The Poet’s Birthday – Burn’s Supper in Bangkok


Robert Burns, the portrait at the entrance of the hall

About 100 diners, mostly Scots and their friends, had gathered in the Amari Watergate Hotel in Bangkok to celebrate the 250th anniversary of the birth of Robert Burns, Scotlands national bard and its most famous poet. Every year thousands of Scots people worldwide celebrate the life of this great man. This year’s 250th celebration was of course very special.

That was also true in Thailand. The Bangkok St. Andrew’s Society and its chieftain, John McTaggert, had invited to an evening of celebration, and a celebration it was. Our friend Rab Thomas had gathered a group of friends and we were the lucky ones to join in.


“250 years in ice”

The members of the Bangkok St. Andrew’s Society had ample opportunity to show their talents. At past Burn’s Suppers in Jakarta, a Robert Burns impersonator was invited. Though his presentation of the poems and hymns was very professional, it somehow deterred the members of the local society to take the recitations on to themselves.


Mike Brooks did the piping

There is obviously no shortage of talent in Bangkok. The Selkirk Grace was spoken by Willie Christie. When the haggis was presented and stirred, Mike Brooks spoke the address to the haggis. Duncan Niven gave ‘the Immortal Memory’, John McTaggert the ‘toast to the Lassies’, and Louise Blackwood ‘the Lassies Response’. All the speeches were presented in a very witty, pithy, funny, sardonic and enthusiastic way. It was such a pleasure to listen to them.

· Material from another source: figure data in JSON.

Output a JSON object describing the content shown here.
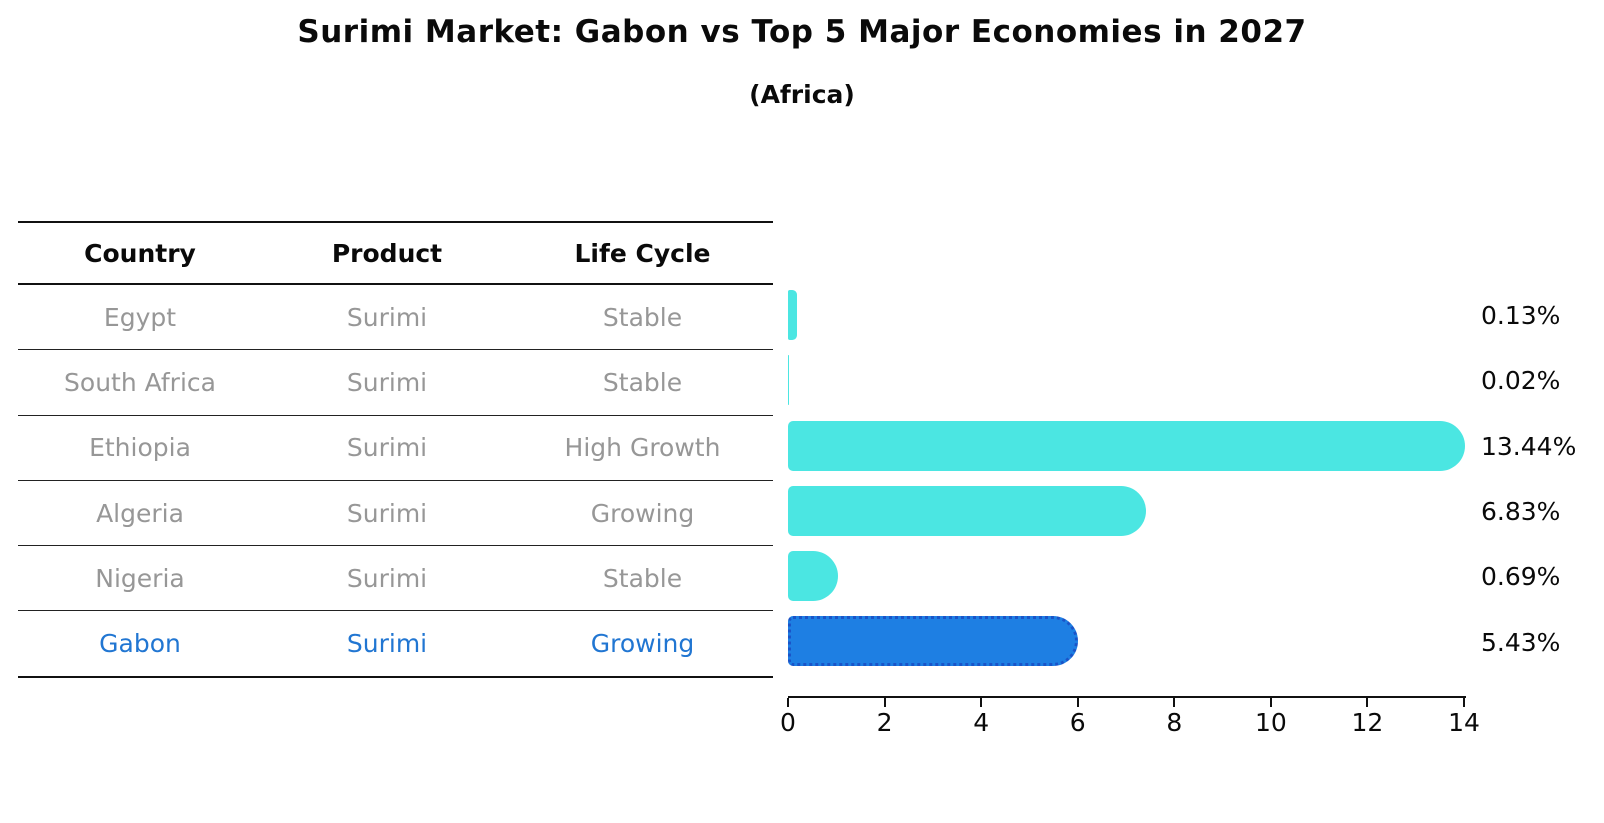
{
  "title": "Surimi Market: Gabon vs Top 5 Major Economies in 2027",
  "subtitle": "(Africa)",
  "table": {
    "headers": {
      "country": "Country",
      "product": "Product",
      "life_cycle": "Life Cycle"
    }
  },
  "rows": [
    {
      "country": "Egypt",
      "product": "Surimi",
      "life_cycle": "Stable",
      "value": 0.13,
      "label": "0.13%",
      "highlight": false
    },
    {
      "country": "South Africa",
      "product": "Surimi",
      "life_cycle": "Stable",
      "value": 0.02,
      "label": "0.02%",
      "highlight": false
    },
    {
      "country": "Ethiopia",
      "product": "Surimi",
      "life_cycle": "High Growth",
      "value": 13.44,
      "label": "13.44%",
      "highlight": false
    },
    {
      "country": "Algeria",
      "product": "Surimi",
      "life_cycle": "Growing",
      "value": 6.83,
      "label": "6.83%",
      "highlight": false
    },
    {
      "country": "Nigeria",
      "product": "Surimi",
      "life_cycle": "Stable",
      "value": 0.69,
      "label": "0.69%",
      "highlight": false
    },
    {
      "country": "Gabon",
      "product": "Surimi",
      "life_cycle": "Growing",
      "value": 5.43,
      "label": "5.43%",
      "highlight": true
    }
  ],
  "chart_data": {
    "type": "bar",
    "orientation": "horizontal",
    "title": "Surimi Market: Gabon vs Top 5 Major Economies in 2027",
    "subtitle": "(Africa)",
    "categories": [
      "Egypt",
      "South Africa",
      "Ethiopia",
      "Algeria",
      "Nigeria",
      "Gabon"
    ],
    "values": [
      0.13,
      0.02,
      13.44,
      6.83,
      0.69,
      5.43
    ],
    "value_labels": [
      "0.13%",
      "0.02%",
      "13.44%",
      "6.83%",
      "0.69%",
      "5.43%"
    ],
    "xlabel": "",
    "ylabel": "",
    "xlim": [
      0,
      14
    ],
    "xticks": [
      0,
      2,
      4,
      6,
      8,
      10,
      12,
      14
    ],
    "grid": false,
    "legend": false,
    "colors": {
      "bar": "#4be6e2",
      "highlight_bar": "#1e7fe3",
      "highlight_border": "#1a54c8",
      "highlight_text": "#2176d2",
      "row_text": "#979797",
      "axis": "#111111"
    }
  }
}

Also the haggis with tatties and neeps was very good. I enjoyed again the wonderful Scottish cheeses. The wine came from Australia and was quite decent. It belonged to the, what I call, “industrial wine” category. There is no harm in drinking it, just the brand name never sticks.


After dinner we went all outside to bid farewell to the British Ambassador, made a circle, held hands and sang together “Auld Lang Syne” („old long since“). I recognized the song immediately, because its German version (“Nehmt Abschied Brueder”/ farewell brothers) is very well known in my native lands.

I vividly remember when as a boy I first heard the song from our kitchen window. A group of pilgrims had gathered in front of our house in a circle and sang “farewell brothers”, before boarding their buses to take them home.

When we held hands in Bangkok and sang Burn’s song, the magic also worked on us. It is a powerful song, even in German, though the German text is quite different from the English or the Scottish version. What I did not know is that the song was written by Robert Burns. In life learning never ends.

When Robert Burns died at the tender age of 37 in 1796 he left behind 13 children from 5 women. That’s quite an achievement. Obviously Burns loved women and ‘love’ was one of his favourite themes. This is why I present to you Eddie Reader and her version of “My love is like a red red rose”.

Cheers to Robert Burns. See you next year at the Burn’s Supper.